If every stop has lessons, Spiker is a mental pack rat.

“I’ve got a notebook right in front of me,’' Spiker said. “I can also look at [old] practice plans, right in front of me. During the pandemic, I’d look at some of those things. I kind of locked myself in a closet off my bedroom, ordered a bookcase to put in there.”

With Beilein, he said, “I was in a lab really. I really only was asked to plug in the projector. But I made a notebook.”

He kept sheets of paper, then later sent them off to a printer to be bound. Halfcourt offense, transition D, “a section for turnovers, our halfcourt shot selection, a culture section.”

All this is relevant now, March Madness achieved at Drexel after 25 seasons away from the NCAA Tournament, but you can go back to mid-February when the AD who hired Spiker announced he was leaving his post. At the time, the Dragons were on a break, 8-7 at the time, after incremental improvement in Spiker’s first four seasons. Did Zillmer’s announcement make Spiker wonder if he himself was on thin ice?

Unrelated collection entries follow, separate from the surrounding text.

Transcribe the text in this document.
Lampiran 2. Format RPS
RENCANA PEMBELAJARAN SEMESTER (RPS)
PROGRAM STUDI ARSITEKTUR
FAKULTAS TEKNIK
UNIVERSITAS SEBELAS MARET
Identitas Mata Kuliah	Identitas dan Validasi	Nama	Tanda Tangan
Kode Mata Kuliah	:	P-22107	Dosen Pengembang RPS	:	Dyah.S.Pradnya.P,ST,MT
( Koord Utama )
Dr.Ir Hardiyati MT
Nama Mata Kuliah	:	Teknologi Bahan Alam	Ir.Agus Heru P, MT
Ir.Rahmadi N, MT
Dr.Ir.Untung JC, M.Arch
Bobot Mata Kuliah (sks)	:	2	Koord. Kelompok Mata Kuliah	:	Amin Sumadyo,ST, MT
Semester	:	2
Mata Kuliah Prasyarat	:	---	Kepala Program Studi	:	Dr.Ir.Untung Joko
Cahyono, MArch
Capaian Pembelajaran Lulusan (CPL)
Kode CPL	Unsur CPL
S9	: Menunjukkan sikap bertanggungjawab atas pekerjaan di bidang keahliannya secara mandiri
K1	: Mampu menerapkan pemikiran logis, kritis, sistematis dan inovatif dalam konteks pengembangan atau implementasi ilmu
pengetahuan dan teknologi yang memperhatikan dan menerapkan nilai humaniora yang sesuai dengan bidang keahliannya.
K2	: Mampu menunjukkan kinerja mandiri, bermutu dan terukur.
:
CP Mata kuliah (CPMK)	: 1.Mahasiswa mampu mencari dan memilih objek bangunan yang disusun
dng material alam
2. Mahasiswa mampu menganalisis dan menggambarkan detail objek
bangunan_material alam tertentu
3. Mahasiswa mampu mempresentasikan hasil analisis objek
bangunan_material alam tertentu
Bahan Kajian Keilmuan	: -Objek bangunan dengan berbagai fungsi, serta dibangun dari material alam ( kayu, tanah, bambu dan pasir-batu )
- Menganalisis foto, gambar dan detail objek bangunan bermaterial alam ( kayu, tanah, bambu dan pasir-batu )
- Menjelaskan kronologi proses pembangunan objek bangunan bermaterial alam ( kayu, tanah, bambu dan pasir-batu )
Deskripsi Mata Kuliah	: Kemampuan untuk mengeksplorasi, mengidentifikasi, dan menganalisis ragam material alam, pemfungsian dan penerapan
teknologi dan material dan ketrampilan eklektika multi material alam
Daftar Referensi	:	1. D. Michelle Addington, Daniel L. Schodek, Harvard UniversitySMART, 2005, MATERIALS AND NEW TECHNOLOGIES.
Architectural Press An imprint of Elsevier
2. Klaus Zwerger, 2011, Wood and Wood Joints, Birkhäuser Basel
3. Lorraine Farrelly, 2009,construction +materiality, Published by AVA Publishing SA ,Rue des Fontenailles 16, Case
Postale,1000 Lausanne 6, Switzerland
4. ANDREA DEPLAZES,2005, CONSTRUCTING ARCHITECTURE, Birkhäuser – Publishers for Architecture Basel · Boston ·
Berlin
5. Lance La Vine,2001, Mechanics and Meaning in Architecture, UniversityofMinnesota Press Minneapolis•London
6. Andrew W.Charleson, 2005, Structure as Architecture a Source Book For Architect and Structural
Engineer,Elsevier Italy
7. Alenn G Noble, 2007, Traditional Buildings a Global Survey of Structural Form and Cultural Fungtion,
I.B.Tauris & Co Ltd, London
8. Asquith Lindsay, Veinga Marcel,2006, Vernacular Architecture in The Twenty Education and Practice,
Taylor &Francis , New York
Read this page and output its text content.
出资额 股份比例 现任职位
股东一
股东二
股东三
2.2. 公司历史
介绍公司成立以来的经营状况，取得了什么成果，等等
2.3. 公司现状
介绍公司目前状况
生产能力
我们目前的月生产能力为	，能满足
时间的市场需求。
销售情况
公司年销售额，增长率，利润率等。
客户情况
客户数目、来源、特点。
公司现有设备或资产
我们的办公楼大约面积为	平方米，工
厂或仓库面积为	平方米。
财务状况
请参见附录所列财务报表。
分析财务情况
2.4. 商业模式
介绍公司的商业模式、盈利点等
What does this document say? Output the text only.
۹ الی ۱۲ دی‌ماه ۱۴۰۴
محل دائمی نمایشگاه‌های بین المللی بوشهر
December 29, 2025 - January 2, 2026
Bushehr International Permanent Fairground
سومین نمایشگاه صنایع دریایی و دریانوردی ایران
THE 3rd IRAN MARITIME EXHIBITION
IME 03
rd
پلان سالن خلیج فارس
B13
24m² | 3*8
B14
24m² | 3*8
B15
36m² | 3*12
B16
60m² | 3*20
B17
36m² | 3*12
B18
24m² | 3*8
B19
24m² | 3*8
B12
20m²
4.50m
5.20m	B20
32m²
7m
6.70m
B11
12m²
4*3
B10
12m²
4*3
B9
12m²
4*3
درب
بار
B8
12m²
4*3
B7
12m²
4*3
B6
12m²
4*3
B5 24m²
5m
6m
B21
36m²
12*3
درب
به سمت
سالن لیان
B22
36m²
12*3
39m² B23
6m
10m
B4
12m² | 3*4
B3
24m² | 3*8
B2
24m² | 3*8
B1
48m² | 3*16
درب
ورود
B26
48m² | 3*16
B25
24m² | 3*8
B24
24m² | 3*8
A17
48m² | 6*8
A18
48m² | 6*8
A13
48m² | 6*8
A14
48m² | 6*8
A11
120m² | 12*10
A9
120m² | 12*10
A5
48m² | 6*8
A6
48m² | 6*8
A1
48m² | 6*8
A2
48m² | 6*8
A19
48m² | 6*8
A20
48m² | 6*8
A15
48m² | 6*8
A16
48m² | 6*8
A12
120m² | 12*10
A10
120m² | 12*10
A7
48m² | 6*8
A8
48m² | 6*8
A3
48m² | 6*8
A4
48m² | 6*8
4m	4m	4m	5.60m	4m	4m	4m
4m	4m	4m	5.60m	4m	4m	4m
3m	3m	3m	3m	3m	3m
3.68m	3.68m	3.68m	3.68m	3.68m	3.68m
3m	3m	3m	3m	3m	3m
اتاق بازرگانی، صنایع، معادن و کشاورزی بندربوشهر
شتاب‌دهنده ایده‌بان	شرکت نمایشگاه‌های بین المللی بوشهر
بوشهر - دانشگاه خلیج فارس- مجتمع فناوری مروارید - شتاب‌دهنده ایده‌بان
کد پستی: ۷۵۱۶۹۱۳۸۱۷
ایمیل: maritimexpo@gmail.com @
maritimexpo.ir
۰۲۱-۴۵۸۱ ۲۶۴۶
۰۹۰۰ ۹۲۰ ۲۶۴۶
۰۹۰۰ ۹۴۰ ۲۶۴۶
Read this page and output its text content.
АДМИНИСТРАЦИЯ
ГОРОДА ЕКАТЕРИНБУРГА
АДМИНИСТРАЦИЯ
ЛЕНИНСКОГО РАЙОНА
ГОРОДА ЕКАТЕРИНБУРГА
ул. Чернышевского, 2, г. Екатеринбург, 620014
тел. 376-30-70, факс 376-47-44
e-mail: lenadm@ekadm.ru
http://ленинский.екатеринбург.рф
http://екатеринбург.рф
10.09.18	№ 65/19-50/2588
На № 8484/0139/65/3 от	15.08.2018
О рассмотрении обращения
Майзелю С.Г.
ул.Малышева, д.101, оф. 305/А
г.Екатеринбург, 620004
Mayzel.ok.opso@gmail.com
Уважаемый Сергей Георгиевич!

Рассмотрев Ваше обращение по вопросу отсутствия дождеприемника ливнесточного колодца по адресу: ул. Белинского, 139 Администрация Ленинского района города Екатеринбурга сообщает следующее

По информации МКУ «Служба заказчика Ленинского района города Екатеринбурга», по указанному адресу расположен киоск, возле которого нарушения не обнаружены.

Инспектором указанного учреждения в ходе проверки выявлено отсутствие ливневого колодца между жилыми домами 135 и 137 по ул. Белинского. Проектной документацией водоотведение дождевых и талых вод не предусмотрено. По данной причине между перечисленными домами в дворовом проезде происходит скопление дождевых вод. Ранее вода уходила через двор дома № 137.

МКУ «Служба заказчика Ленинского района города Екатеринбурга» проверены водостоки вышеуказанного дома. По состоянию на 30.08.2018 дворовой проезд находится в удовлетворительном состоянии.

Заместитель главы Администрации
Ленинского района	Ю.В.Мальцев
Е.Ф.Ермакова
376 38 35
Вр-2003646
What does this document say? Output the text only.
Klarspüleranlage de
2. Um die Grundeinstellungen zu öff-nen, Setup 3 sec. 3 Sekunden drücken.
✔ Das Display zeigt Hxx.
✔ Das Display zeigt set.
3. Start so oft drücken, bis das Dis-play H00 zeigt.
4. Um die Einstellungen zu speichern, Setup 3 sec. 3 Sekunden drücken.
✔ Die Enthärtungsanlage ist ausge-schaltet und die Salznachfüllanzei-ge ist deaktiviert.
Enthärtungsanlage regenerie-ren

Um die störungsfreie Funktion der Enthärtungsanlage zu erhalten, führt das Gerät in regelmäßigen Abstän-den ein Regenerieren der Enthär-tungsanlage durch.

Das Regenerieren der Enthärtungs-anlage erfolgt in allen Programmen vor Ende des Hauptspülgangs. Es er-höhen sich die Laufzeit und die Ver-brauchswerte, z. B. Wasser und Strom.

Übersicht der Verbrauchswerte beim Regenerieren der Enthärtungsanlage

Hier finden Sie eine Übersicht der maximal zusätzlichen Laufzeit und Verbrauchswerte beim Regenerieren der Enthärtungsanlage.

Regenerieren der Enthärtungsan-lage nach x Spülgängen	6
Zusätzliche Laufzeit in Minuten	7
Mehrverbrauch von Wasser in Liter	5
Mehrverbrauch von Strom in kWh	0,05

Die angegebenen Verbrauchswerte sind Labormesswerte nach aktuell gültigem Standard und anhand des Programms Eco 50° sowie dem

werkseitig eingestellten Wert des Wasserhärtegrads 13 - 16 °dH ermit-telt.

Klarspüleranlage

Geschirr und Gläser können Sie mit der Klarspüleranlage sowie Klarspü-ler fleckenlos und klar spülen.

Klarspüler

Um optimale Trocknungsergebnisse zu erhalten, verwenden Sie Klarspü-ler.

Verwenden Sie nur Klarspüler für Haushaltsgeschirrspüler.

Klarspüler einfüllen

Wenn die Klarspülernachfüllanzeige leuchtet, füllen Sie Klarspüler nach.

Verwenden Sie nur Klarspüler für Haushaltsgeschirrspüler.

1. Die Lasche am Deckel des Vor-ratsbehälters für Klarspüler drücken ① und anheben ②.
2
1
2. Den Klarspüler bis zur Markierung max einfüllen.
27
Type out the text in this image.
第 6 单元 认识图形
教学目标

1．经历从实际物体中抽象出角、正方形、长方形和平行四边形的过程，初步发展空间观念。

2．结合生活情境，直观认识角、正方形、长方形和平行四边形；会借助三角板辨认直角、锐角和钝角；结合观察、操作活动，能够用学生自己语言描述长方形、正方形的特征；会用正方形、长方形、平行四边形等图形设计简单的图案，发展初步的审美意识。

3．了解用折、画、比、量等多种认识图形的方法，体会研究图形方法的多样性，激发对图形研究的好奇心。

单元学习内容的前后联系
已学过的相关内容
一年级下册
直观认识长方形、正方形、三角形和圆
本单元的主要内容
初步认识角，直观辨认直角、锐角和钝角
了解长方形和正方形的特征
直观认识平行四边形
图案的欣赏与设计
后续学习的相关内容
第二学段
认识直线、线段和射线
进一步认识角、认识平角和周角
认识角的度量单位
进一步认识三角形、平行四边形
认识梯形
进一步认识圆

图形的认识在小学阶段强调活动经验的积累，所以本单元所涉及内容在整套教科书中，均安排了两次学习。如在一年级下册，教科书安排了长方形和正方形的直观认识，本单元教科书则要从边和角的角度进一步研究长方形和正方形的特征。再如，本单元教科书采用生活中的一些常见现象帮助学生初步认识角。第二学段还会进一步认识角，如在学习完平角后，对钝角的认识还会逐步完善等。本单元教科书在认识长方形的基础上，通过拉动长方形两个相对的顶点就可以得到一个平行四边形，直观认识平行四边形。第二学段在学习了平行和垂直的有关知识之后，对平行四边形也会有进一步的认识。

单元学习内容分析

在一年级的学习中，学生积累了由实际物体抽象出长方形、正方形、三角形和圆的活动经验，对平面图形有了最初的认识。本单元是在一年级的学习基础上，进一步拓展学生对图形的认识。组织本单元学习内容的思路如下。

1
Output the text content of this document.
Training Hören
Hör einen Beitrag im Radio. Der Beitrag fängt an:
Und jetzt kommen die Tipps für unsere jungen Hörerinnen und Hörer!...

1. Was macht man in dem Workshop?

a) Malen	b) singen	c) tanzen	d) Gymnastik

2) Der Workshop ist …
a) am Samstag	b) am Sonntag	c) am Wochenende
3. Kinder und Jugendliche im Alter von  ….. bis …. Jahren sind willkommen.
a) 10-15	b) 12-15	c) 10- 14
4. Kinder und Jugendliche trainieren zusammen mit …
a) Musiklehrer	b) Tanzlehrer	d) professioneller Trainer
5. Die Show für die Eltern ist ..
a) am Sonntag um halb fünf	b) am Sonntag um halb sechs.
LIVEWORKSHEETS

» READ MORE: Drexel''s women to face Georgia in NCAAs

“I didn’t,” Spiker said. “If you get sped up and allow our mind to go to a place where you literally don’t have any control, that’s really hard. … Don’t try to outsmart fate. It’s not my job to run the [AD] search. Would I have called a different play because of it? Do my guys even know?”

Now, all moot. This talk was two days before Selection Sunday. Conversation eventually veered toward Drexel’s NCAA seed and plausible opponents. Spiker had talked to bracketologist Joe Lunardi the night before, he wasn’t disengaged from the topic.

But Drexel’s coach pretty quickly said, “Timeout, timeout. I’ve got to go to practice. It’s meaningless to speculate.”

This isn’t speculation, just a fact: The college hoops world noticing Drexel has nothing to do with a job search, just a job done. Larry Bird is not calling Drexel again any time soon.